BANGOR, Maine — Bangor police took three people into custody from a home at 27 Webster Ave. a little over an hour after a nearby Rite Aid was robbed Monday afternoon for the fourth time in six months.
Bangor police officers and members of Bangor’s special response team surrounded the house and evacuated nearby neighbors and residents at Bangor Efficiency Apartments at 513 Hammond St. before entering the home.
Two men and one woman were taken into custody, with one of the men later arrested. John D. Harmon, 27, of Dover-Foxcroft was charged with Class B felony robbery and transported to Penobscot County Jail.
“My neighbor knocked on my door and told me to look outside,” said Brandon McPhail, who lives in a first floor apartment at Bangor Efficiency. “There were members of the SWAT team out there with big guns, so I shut and locked my door.”

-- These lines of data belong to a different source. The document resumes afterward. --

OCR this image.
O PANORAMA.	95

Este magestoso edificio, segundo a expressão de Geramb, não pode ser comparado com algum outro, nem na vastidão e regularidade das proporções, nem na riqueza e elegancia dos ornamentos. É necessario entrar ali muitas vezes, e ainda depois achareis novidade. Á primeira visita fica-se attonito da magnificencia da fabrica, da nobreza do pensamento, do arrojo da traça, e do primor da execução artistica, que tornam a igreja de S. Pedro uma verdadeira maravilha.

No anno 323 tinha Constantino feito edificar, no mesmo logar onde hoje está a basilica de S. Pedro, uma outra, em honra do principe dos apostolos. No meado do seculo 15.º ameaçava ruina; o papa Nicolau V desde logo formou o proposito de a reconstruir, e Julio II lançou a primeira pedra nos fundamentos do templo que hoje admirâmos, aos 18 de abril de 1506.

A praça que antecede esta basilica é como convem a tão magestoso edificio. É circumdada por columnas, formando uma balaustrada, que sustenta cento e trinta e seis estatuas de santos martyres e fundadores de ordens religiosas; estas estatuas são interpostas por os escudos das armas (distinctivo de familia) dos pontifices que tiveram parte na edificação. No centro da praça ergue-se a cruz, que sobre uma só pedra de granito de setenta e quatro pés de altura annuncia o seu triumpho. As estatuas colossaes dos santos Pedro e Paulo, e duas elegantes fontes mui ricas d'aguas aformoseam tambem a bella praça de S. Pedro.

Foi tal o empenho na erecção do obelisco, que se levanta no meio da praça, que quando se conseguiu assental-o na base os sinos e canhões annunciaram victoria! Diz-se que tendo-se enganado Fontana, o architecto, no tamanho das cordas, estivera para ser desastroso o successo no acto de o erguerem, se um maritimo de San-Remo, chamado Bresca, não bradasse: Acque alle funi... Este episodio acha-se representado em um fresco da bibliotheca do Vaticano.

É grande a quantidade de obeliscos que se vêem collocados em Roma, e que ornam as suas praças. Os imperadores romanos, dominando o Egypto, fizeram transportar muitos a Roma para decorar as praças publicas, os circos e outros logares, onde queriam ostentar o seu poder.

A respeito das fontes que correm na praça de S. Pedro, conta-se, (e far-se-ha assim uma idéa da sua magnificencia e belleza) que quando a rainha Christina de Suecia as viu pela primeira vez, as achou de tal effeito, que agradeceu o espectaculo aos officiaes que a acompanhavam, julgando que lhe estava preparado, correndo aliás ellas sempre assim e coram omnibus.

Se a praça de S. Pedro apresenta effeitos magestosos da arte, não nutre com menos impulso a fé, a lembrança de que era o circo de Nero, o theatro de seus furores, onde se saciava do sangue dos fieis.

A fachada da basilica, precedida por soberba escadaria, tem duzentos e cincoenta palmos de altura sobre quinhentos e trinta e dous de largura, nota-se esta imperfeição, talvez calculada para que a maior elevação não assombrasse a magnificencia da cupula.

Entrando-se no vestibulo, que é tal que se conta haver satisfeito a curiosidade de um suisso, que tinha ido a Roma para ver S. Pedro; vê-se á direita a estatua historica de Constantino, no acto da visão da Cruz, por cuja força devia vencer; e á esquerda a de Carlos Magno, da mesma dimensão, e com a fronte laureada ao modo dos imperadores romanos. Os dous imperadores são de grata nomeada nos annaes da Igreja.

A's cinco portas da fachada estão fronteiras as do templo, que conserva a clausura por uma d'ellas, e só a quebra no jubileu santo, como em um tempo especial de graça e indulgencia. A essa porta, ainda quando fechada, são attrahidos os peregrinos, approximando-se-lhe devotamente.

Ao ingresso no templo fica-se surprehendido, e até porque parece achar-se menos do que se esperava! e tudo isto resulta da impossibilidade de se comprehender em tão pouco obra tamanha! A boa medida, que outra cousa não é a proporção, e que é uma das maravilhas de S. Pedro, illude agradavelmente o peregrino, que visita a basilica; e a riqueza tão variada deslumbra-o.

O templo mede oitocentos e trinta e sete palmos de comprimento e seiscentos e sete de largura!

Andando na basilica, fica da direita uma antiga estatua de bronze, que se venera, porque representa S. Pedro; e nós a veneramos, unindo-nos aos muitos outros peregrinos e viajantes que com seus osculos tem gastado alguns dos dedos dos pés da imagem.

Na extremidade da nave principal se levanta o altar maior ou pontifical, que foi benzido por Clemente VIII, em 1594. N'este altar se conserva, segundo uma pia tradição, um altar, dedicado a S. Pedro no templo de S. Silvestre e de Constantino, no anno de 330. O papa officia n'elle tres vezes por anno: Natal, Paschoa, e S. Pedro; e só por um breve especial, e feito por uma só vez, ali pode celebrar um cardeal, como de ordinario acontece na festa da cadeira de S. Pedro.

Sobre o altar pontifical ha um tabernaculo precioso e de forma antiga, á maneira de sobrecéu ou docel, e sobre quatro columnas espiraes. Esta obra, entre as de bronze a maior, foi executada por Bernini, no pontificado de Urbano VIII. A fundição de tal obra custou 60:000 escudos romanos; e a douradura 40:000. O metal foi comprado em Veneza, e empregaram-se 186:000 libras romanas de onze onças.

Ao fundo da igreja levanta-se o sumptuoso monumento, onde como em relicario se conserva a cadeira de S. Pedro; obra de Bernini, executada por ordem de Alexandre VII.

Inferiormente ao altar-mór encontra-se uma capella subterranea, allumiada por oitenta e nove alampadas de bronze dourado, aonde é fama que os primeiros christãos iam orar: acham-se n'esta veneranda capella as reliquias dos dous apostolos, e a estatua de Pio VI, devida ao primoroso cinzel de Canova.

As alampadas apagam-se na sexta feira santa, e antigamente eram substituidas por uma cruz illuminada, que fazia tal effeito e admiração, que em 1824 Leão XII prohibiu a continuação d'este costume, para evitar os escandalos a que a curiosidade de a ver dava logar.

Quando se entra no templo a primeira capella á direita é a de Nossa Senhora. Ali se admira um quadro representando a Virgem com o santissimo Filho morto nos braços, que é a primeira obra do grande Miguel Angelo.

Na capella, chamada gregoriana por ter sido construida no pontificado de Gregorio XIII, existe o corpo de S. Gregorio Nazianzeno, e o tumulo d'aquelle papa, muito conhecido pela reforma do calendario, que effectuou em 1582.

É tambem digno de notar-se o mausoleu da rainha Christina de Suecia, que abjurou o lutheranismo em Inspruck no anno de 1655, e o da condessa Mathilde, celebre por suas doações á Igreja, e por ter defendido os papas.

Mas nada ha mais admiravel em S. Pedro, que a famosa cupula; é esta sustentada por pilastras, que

Police units and the special response team were dispatched to the north end of Webster Avenue and the apartment building about 70 minutes after a 4:52 p.m. robbery at the Rite Aid located at the corner of Union Street and Fourteenth Street.
This was the fourth robbery to occur at this Rite Aid location in the last six months and the second in the last 10 days.
The heavily-armed police response came after a gray sedan reportedly used in the robbery was seen in the area of 513 Hammond St. Officers, some wearing camouflage fatigues and carrying machine guns, shut down the northern end of Webster and entered the house, taking three people into custody.
“I can tell you the action at Webster Avenue and 513 Hammond is connected to the robbery,” said Bangor police Sgt. Paul Edwards Monday evening. “We are currently interviewing people of interest.”
The as-yet unidentified man and woman were still in custody, but hadn’t been charged Monday night.
“I looked out and a guy was pointing at me and waving me out, so I came out and they told me to put my hands on my head and walk backwards toward them,” McPhail said. “They put me on the ground and put handcuffs on me until they got everyone out.”
Police left the apartment around 6:15 p.m. but were still at the Rite Aid, which remained closed for the rest of the evening.
Kim Tozier, a Lowell resident who works in Bangor, was in the Rite Aid when the robbery occurred.
“He just bolted out of the store and I heard them say to lock the doors. I could tell he had pills in his bag because they were shaking,” she said. “He was holding them over his head.”
Russell Street resident Glenice Fitzpatrick saw the male suspect run by her house in a rather unorthodox way.
“He was acting odd. He had a red knit cap on, had his hands up over his head, and was making weird noises, but wasn’t really saying anything,” she said.
Edwards said no one was hurt during the robbery.
“One suspect went into the store demanding drugs. No weapons were mentioned or displayed,” Edwards said.
A Levant resident who preferred not to give her name was also in the store during the robbery.
“I was just getting some grocery items, and I saw a guy running past me, which I thought was peculiar — with medications in his hand — and just as he approached the door, they yelled to lock the door,” she said. “He tried to go out the in door, but it was locked, so he had to go out the other side.”
The woman said she didn’t see the man from the front, but that he was about 6 feet tall, wearing a red cap, dark jacket, jeans and a bandana.
“I came in for some Halloween candy. I think I’ll get my candy at convenience stores now,” she said. “Actually, on my way here, I thought, ‘I’ll run in there real quick on my way home. I hope it doesn’t get robbed while I’m there,’ because it seems to be a common theme. I guess I jinxed myself.”
She’s not the only one feeling jinxed.
“The last time I was here, I needed some milk and soda, so I figured I’d stop at the Rite Aid and there were all these police officers lined up out here,” said Josiah Benjamin of Bangor, referring to the Sept. 29 robbery. “Today I saw not a lot of traffic and lots of police cars and said, ‘Here we go again.’”
Several customers who stopped in to either pick up prescriptions or make purchases immediately asked if the store had been robbed again when they saw the signs on the doors and the police cars outside.
Benjamin said he finds it more an annoyance than a worry, although he did admit feeling a bit more uneasy about being in pharmacies.
“I’m not going to single out this pharmacy. I think this is just bad luck that they got robbed twice in a very short period of time,” he said. “Now when I come into a pharmacy I wonder if I should watch the other customers.”
Regular customer Robert Wylie of Hermon had a slightly different take.
“It makes me think I should use the drive-through more often,” he said.